1. Radius of convergence of an analytic function

This is from a practice exam:

Let $f(z)=\sum_{k=0}^\infty a_kz^k$ have a radius of convergence 2, and let $g(z)=\sum_{k=0}^\infty b_k(z-3)^k$ have a radius of convergence 2. Let $I=\{z:f(z),g(z)\text{ both converge}\}$.

(a) If $f(z)=g(z)$ for $z\in I$, prove there is an analytic function $w$ for which $w(z)=f(z)$ when $|z|<2$ and $w(z)=g(z)$ when $|z-3|<2$.

(b) For the function $w$ of part (a), determine the radius of convergence $R$ for the power series $w(z)=\sum_{k=0}^\infty c_k\left(z-\frac{3}{2}\right)^k$.

(c) What relationship exists between the coefficient sequence $\{a_k\}$ and the coefficient sequence $\{b_k\}$?
Part (a) is fairly straightforward. Let $A=\{z:|z|<2\}$ and $B=\{z:|z-3|<2\}$. Then $A\cap B\subseteq I$, which means we can define $w$ by $w=f'\cup g'$, where $f'$ and $g'$ are the restrictions of $f$ and $g$ to $A$ and $B$, respectively. It follows immediately that $w$ is analytic on $A\cup B$.

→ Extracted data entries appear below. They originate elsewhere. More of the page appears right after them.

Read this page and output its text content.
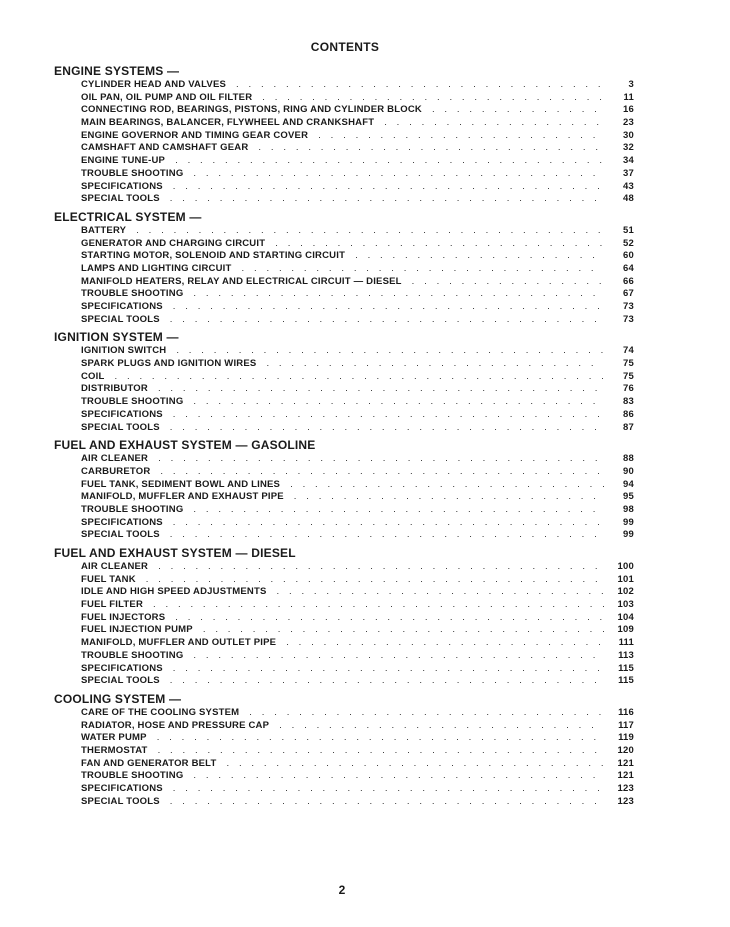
CONTENTS
ENGINE SYSTEMS —
CYLINDER HEAD AND VALVES . . .	3
OIL PAN, OIL PUMP AND OIL FILTER . . .	11
CONNECTING ROD, BEARINGS, PISTONS, RING AND CYLINDER BLOCK . . .	16
MAIN BEARINGS, BALANCER, FLYWHEEL AND CRANKSHAFT . . .	23
ENGINE GOVERNOR AND TIMING GEAR COVER . . .	30
CAMSHAFT AND CAMSHAFT GEAR . . .	32
ENGINE TUNE-UP . . .	34
TROUBLE SHOOTING . . .	37
SPECIFICATIONS . . .	43
SPECIAL TOOLS . . .	48
ELECTRICAL SYSTEM —
BATTERY . . .	51
GENERATOR AND CHARGING CIRCUIT . . .	52
STARTING MOTOR, SOLENOID AND STARTING CIRCUIT . . .	60
LAMPS AND LIGHTING CIRCUIT . . .	64
MANIFOLD HEATERS, RELAY AND ELECTRICAL CIRCUIT — DIESEL . . .	66
TROUBLE SHOOTING . . .	67
SPECIFICATIONS . . .	73
SPECIAL TOOLS . . .	73
IGNITION SYSTEM —
IGNITION SWITCH . . .	74
SPARK PLUGS AND IGNITION WIRES . . .	75
COIL . . .	75
DISTRIBUTOR . . .	76
TROUBLE SHOOTING . . .	83
SPECIFICATIONS . . .	86
SPECIAL TOOLS . . .	87
FUEL AND EXHAUST SYSTEM — GASOLINE
AIR CLEANER . . .	88
CARBURETOR . . .	90
FUEL TANK, SEDIMENT BOWL AND LINES . . .	94
MANIFOLD, MUFFLER AND EXHAUST PIPE . . .	95
TROUBLE SHOOTING . . .	98
SPECIFICATIONS . . .	99
SPECIAL TOOLS . . .	99
FUEL AND EXHAUST SYSTEM — DIESEL
AIR CLEANER . . .	100
FUEL TANK . . .	101
IDLE AND HIGH SPEED ADJUSTMENTS . . .	102
FUEL FILTER . . .	103
FUEL INJECTORS . . .	104
FUEL INJECTION PUMP . . .	109
MANIFOLD, MUFFLER AND OUTLET PIPE . . .	111
TROUBLE SHOOTING . . .	113
SPECIFICATIONS . . .	115
SPECIAL TOOLS . . .	115
COOLING SYSTEM —
CARE OF THE COOLING SYSTEM . . .	116
RADIATOR, HOSE AND PRESSURE CAP . . .	117
WATER PUMP . . .	119
THERMOSTAT . . .	120
FAN AND GENERATOR BELT . . .	121
TROUBLE SHOOTING . . .	121
SPECIFICATIONS . . .	123
SPECIAL TOOLS . . .	123
2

However, I'm lost for parts (b) and (c). Any help would be much appreciated!

2. The series is convergent for the $z=-2+0.00000001$ and $z=5-0.0000000001$ for example, hence we can expect that the radius of convergence is greater than $\frac 72$. Now you have to show it's indeed $\frac 72$.

3. Hmm. I'm sorry to say I don't understand your reasoning here.

By Taylor's theorem $R\geq \sup\{r : D(3/2;r)\subseteq A\cup B\}=\frac{\sqrt{7}}{2}$. (Here I use the notation $D (z_0;r)=\{z:|z-z_0|). However, I don't see how we can get $R\geq\frac{7}{2}$, nor $R\leq\frac{7}{2}$.

4. The series is convergent on set a set which a diameter $\geq 7$, because the series converges on points of the form $-2+\delta$ end $5-\delta$ for $1>\delta>0$

5. Oh, of course... I had forgotten every power series converges precisely on a disc and a subset of its boundary. Sorry about that.